Support » Plugin: My Calendar » Can I stop robots excessively crawling My Calendar

Viewing 4 replies - 1 through 4 (of 4 total)
  • Plugin Author Joe Dolson

    (@joedolson)

    The easiest thing you can do is much like what that post suggests; adding a robots.txt line blocking links in your calendar from being crawled.

    That’s a little extreme, however, as it will actually block all links on the page.

    Something like this is probably more effective, although only supported by Google and Bing:

    User-agent: *
    Disallow: /calendar/?yr=*

    That will disallow any link that has the parameter ?yr=, followed by any number of wildcard characters.
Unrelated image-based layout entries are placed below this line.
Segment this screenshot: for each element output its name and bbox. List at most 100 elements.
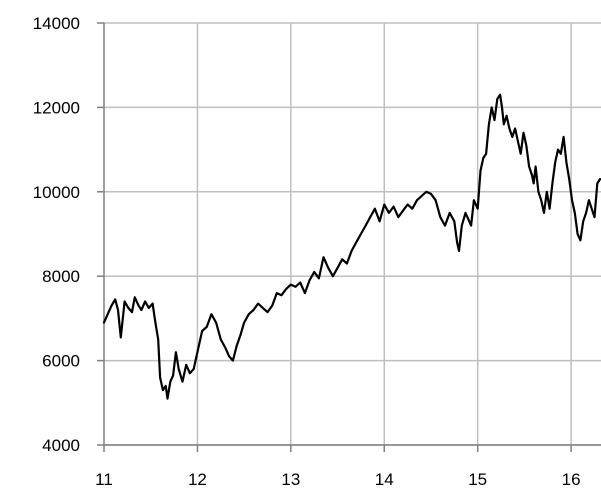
data-point [114, 298, 116, 300]
y-tick-label: 4000 [42, 436, 80, 455]
data-point [520, 153, 522, 155]
data-point [383, 203, 385, 206]
data-point [470, 225, 472, 227]
data-point [318, 277, 320, 279]
data-point [201, 330, 203, 332]
data-point [169, 381, 171, 383]
data-point [599, 178, 601, 180]
data-point [528, 165, 530, 168]
data-point [444, 225, 446, 227]
data-point [425, 191, 427, 193]
data-point [397, 216, 399, 218]
data-point [496, 98, 498, 100]
data-point [162, 389, 164, 391]
x-tick-label: 15 [468, 470, 487, 488]
data-point [549, 208, 551, 210]
data-point [236, 345, 238, 347]
data-point [355, 241, 357, 243]
data-point [560, 153, 562, 155]
data-point [499, 94, 501, 96]
data-point [228, 355, 230, 357]
tick-label-layer: 4000 6000 8000 10000 12000 14000 11 12 13 14 15 16 [33, 14, 581, 489]
data-point [379, 220, 381, 222]
axis-layer [97, 22, 601, 452]
x-tick-label: 11 [95, 470, 113, 488]
data-point [467, 218, 469, 220]
data-point [458, 250, 460, 252]
data-point [185, 364, 187, 366]
data-point [327, 267, 329, 269]
y-tick-label: 8000 [42, 267, 80, 286]
data-point [503, 123, 505, 125]
data-point [148, 307, 150, 309]
data-point [435, 199, 437, 201]
data-point [588, 199, 590, 201]
series-layer [102, 93, 601, 400]
data-point [591, 208, 593, 210]
series-line [102, 93, 601, 400]
data-point [563, 136, 565, 138]
data-point [166, 398, 169, 400]
data-point [124, 300, 126, 303]
data-point [189, 372, 191, 374]
data-point [341, 258, 343, 260]
data-point [473, 199, 475, 201]
data-point [479, 170, 482, 172]
data-point [134, 296, 136, 298]
data-point [369, 216, 371, 218]
data-point [193, 368, 195, 370]
data-point [262, 307, 264, 309]
data-point [332, 275, 334, 277]
data-point [103, 322, 105, 324]
y-tick-label: 12000 [33, 98, 80, 117]
data-point [517, 140, 519, 142]
data-point [393, 206, 395, 208]
data-point [294, 286, 297, 288]
data-point [554, 161, 556, 163]
data-point [453, 220, 455, 222]
data-point [248, 313, 250, 315]
data-point [304, 292, 306, 294]
data-point [144, 300, 146, 303]
data-point [131, 311, 133, 313]
data-point [127, 307, 129, 309]
x-tick-label: 13 [281, 470, 300, 488]
data-point [449, 212, 451, 214]
data-point [276, 292, 278, 294]
data-point [308, 279, 311, 281]
data-point [596, 182, 598, 184]
data-point [220, 338, 222, 341]
data-point [491, 106, 493, 108]
data-point [577, 233, 579, 235]
data-point [540, 199, 542, 201]
data-point [165, 385, 167, 387]
x-tick-label: 16 [562, 470, 581, 488]
data-point [506, 115, 508, 117]
data-point [461, 225, 463, 227]
data-point [172, 374, 174, 376]
data-point [178, 368, 180, 370]
data-point [482, 157, 484, 159]
data-point [266, 311, 269, 313]
y-tick-label: 6000 [42, 352, 80, 371]
data-point [416, 199, 418, 201]
data-point [585, 212, 587, 214]
data-point [557, 149, 559, 151]
data-point [411, 208, 413, 210]
data-point [337, 267, 339, 269]
data-point [360, 233, 362, 235]
data-point [571, 199, 573, 201]
data-point [224, 347, 226, 349]
data-point [551, 182, 554, 184]
x-tick-label: 12 [188, 470, 207, 488]
data-point [456, 241, 458, 243]
data-point [477, 208, 479, 210]
data-point [257, 303, 259, 305]
data-point [593, 216, 596, 218]
data-point [117, 309, 119, 311]
data-point [430, 193, 432, 195]
data-point [351, 250, 353, 252]
data-point [120, 336, 122, 338]
data-point [138, 305, 140, 307]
    Sorry not to have responded sooner, I’ve been experimenting with a combination of robots.txt blocks and Google parameters. I’m not convinced that Google obeys any of them consistently.

    Adding year blocks does stop hits on the specific year, but Google then gets extreme – and is now hitting 1700 and 3400! I have just blocked all calendar hits with parameters to see if that will do the job. Hopefully it will let through the page without parameters, which will allow the next few months events to be seen.

    Fingers crossed.

    I love this plugin, it has helped me a lot. This might be a big ask though. Would AJAX reloading help solve this one?

    Plugin Author Joe Dolson

    (@joedolson)

    I wouldn’t think so; it might depend on whether or not the robot crawler was processing the javascript, because that would mean that the URL would be constant. Most likely, however, the robots are not crawling with JS enabled.

Viewing 4 replies - 1 through 4 (of 4 total)
  • The topic ‘Can I stop robots excessively crawling My Calendar’ is closed to new replies.